By Atul Prakash
LONDON (Reuters) - A merger approach to global diversified miner Rio Tinto (L:RIO) boosted the UK mining sector on Tuesday and resulted in the FTSE 100 (FTSE) to fall less than its major European peers.
Appetite for equities was dented by weak data from Germany showing industrial output fell far more than expected in August and posted its biggest drop since early 2009, while British manufacturing growth slowed in August, adding to signs of a cooling in the economic recovery.
The blue-chip FTSE 100 fell 0.6 percent to 6,522.04 points by 1044 GMT, against a 0.8 to 1.5 percent drop for Germany's DAX (GDAXI), France's CAC (FCHI), Spain's IBEX (IBEX) and the pan-European FTSEurofirst 300 index (FTEU3).
Airlines IAG (L:ICAG), EasyJet (L:EZJ) and Ryanair (I:RYA), the top three fallers in the FTSE 100 index, dropped 4.1 to 5.6 percent on concerns that a confirmed Ebola case in Madrid could hurt passenger demand.
However, the UK mining index (FTNMX1770) rose 1.2 percent, led by a 4.7 percent surge in Rio Tinto after the miner said on Tuesday it had rejected a merger approach from smaller rival Glencore (L:GLEN) to create a $160 billion mining and trading giant in August.
"It shows that there is some need for companies in the sector to consolidate their businesses because commodity prices are falling, there are excess capacities and costs are high," Christian Stocker, strategist at UniCredit, said.
"Any such deal has the potential to stabilise the performance of the sector. But the scenario of a mega company controlling production, distribution and prices of commodities in such a big way is also not very healthy for the market and relatively smaller players."

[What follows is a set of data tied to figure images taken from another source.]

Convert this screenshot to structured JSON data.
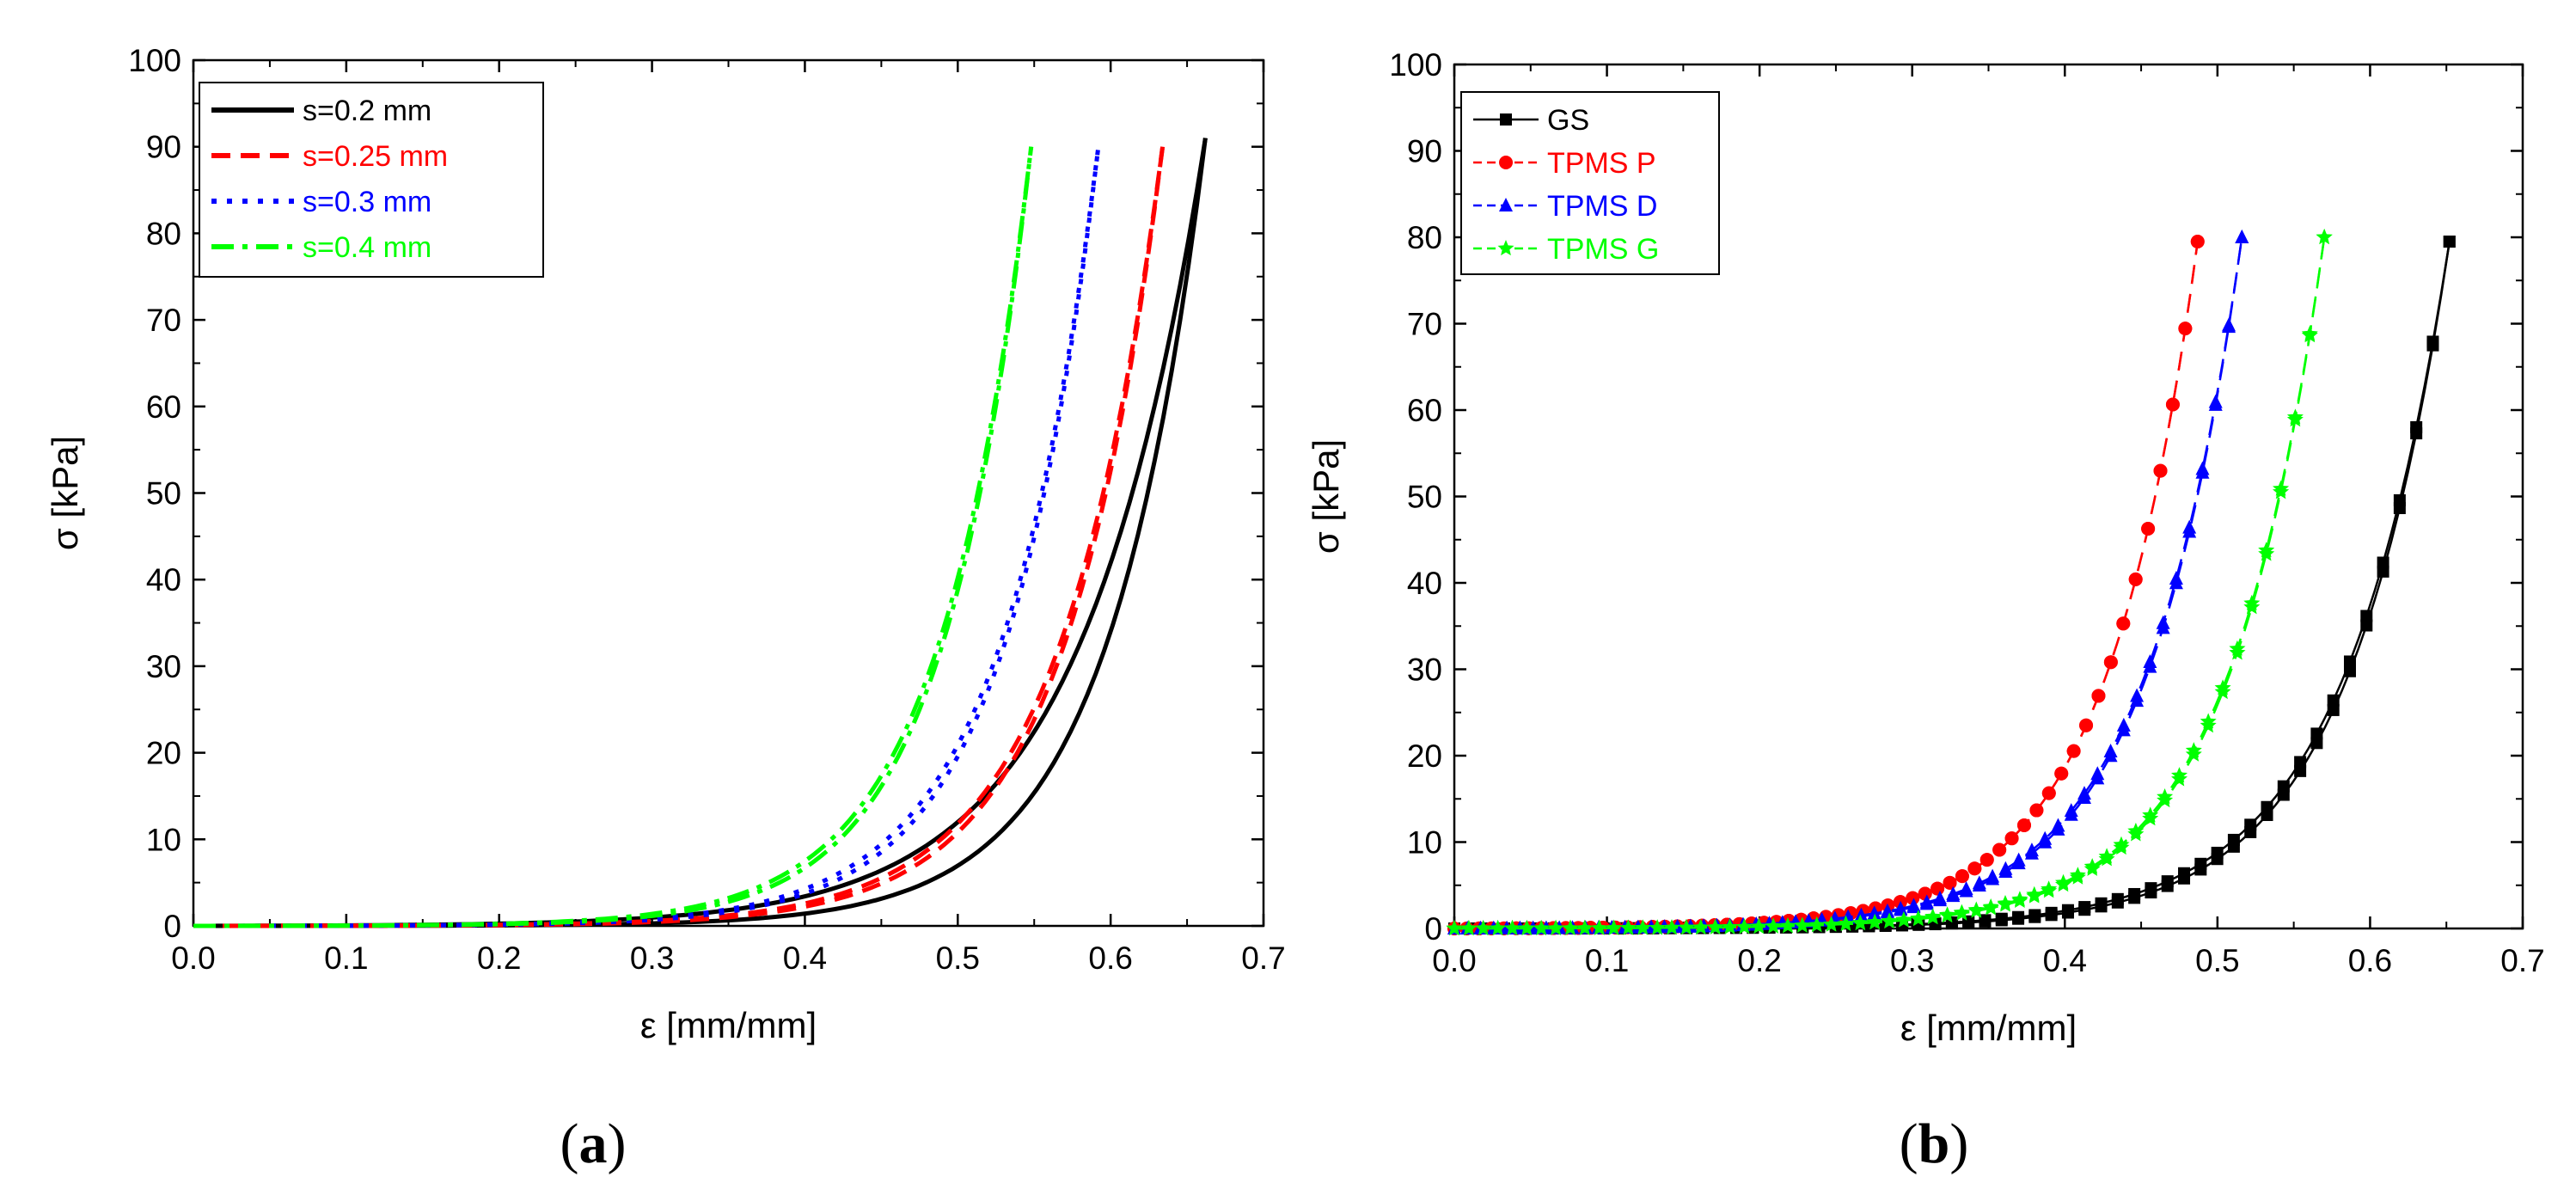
{
  "chart_data": [
    {
      "type": "line",
      "panel_label": "a",
      "xlabel": "ε [mm/mm]",
      "ylabel": "σ [kPa]",
      "xlim": [
        0,
        0.7
      ],
      "ylim": [
        0,
        100
      ],
      "xticks": [
        0.0,
        0.1,
        0.2,
        0.3,
        0.4,
        0.5,
        0.6,
        0.7
      ],
      "yticks": [
        0,
        10,
        20,
        30,
        40,
        50,
        60,
        70,
        80,
        90,
        100
      ],
      "xtick_labels": [
        "0.0",
        "0.1",
        "0.2",
        "0.3",
        "0.4",
        "0.5",
        "0.6",
        "0.7"
      ],
      "ytick_labels": [
        "0",
        "10",
        "20",
        "30",
        "40",
        "50",
        "60",
        "70",
        "80",
        "90",
        "100"
      ],
      "legend_position": "top-left",
      "series": [
        {
          "name": "s=0.2 mm",
          "color": "#000000",
          "dash": "solid",
          "marker": "none",
          "emax": 0.662,
          "smax": 91,
          "upper_a": 0.00025,
          "upper_b": 0.8,
          "lower_a": 0.0024,
          "lower_b": 0.63
        },
        {
          "name": "s=0.25 mm",
          "color": "#ff0000",
          "dash": "dash",
          "marker": "none",
          "emax": 0.634,
          "smax": 90,
          "upper_a": 0.0017,
          "upper_b": 0.66,
          "lower_a": 0.0022,
          "lower_b": 0.632
        },
        {
          "name": "s=0.3 mm",
          "color": "#0000ff",
          "dash": "dot",
          "marker": "none",
          "emax": 0.592,
          "smax": 90,
          "upper_a": 0.001,
          "upper_b": 0.63,
          "lower_a": 0.0018,
          "lower_b": 0.603
        },
        {
          "name": "s=0.4 mm",
          "color": "#00ff00",
          "dash": "dashdot",
          "marker": "none",
          "emax": 0.548,
          "smax": 90,
          "upper_a": 0.0018,
          "upper_b": 0.595,
          "lower_a": 0.0024,
          "lower_b": 0.57
        }
      ]
    },
    {
      "type": "line",
      "panel_label": "b",
      "xlabel": "ε [mm/mm]",
      "ylabel": "σ [kPa]",
      "xlim": [
        0,
        0.7
      ],
      "ylim": [
        0,
        100
      ],
      "xticks": [
        0.0,
        0.1,
        0.2,
        0.3,
        0.4,
        0.5,
        0.6,
        0.7
      ],
      "yticks": [
        0,
        10,
        20,
        30,
        40,
        50,
        60,
        70,
        80,
        90,
        100
      ],
      "xtick_labels": [
        "0.0",
        "0.1",
        "0.2",
        "0.3",
        "0.4",
        "0.5",
        "0.6",
        "0.7"
      ],
      "ytick_labels": [
        "0",
        "10",
        "20",
        "30",
        "40",
        "50",
        "60",
        "70",
        "80",
        "90",
        "100"
      ],
      "legend_position": "top-left",
      "series": [
        {
          "name": "GS",
          "color": "#000000",
          "dash": "solid",
          "marker": "square",
          "emax": 0.652,
          "smax": 79.5,
          "upper_a": 0.001,
          "upper_b": 0.69,
          "lower_a": 0.0025,
          "lower_b": 0.664
        },
        {
          "name": "TPMS P",
          "color": "#ff0000",
          "dash": "dash",
          "marker": "circle",
          "emax": 0.487,
          "smax": 79.5,
          "upper_a": 0.007,
          "upper_b": 0.6,
          "lower_a": 0.0075,
          "lower_b": 0.6
        },
        {
          "name": "TPMS D",
          "color": "#0000ff",
          "dash": "dash",
          "marker": "triangle",
          "emax": 0.516,
          "smax": 80,
          "upper_a": 0.0064,
          "upper_b": 0.62,
          "lower_a": 0.0085,
          "lower_b": 0.632
        },
        {
          "name": "TPMS G",
          "color": "#00ff00",
          "dash": "dash",
          "marker": "star",
          "emax": 0.57,
          "smax": 80,
          "upper_a": 0.0034,
          "upper_b": 0.63,
          "lower_a": 0.0043,
          "lower_b": 0.62
        }
      ]
    }
  ]
}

Analysts said that a deal was still possible, and could benefit both the companies.
"We see scope for a potential tie-up to deliver genuine 'value-add' from a synergy perspective," HSBC analysts said.
"The most obvious areas we see are in marketing (iron ore) and Australian coal ... our 'first stab' for potential synergy size is in the low-single-digit billions of dollars based on what we see as the potential 'low-hanging fruit'."
Citi analysts estimated that the two companies could save around $500 million just by combining their neighbouring coal operations in Australia.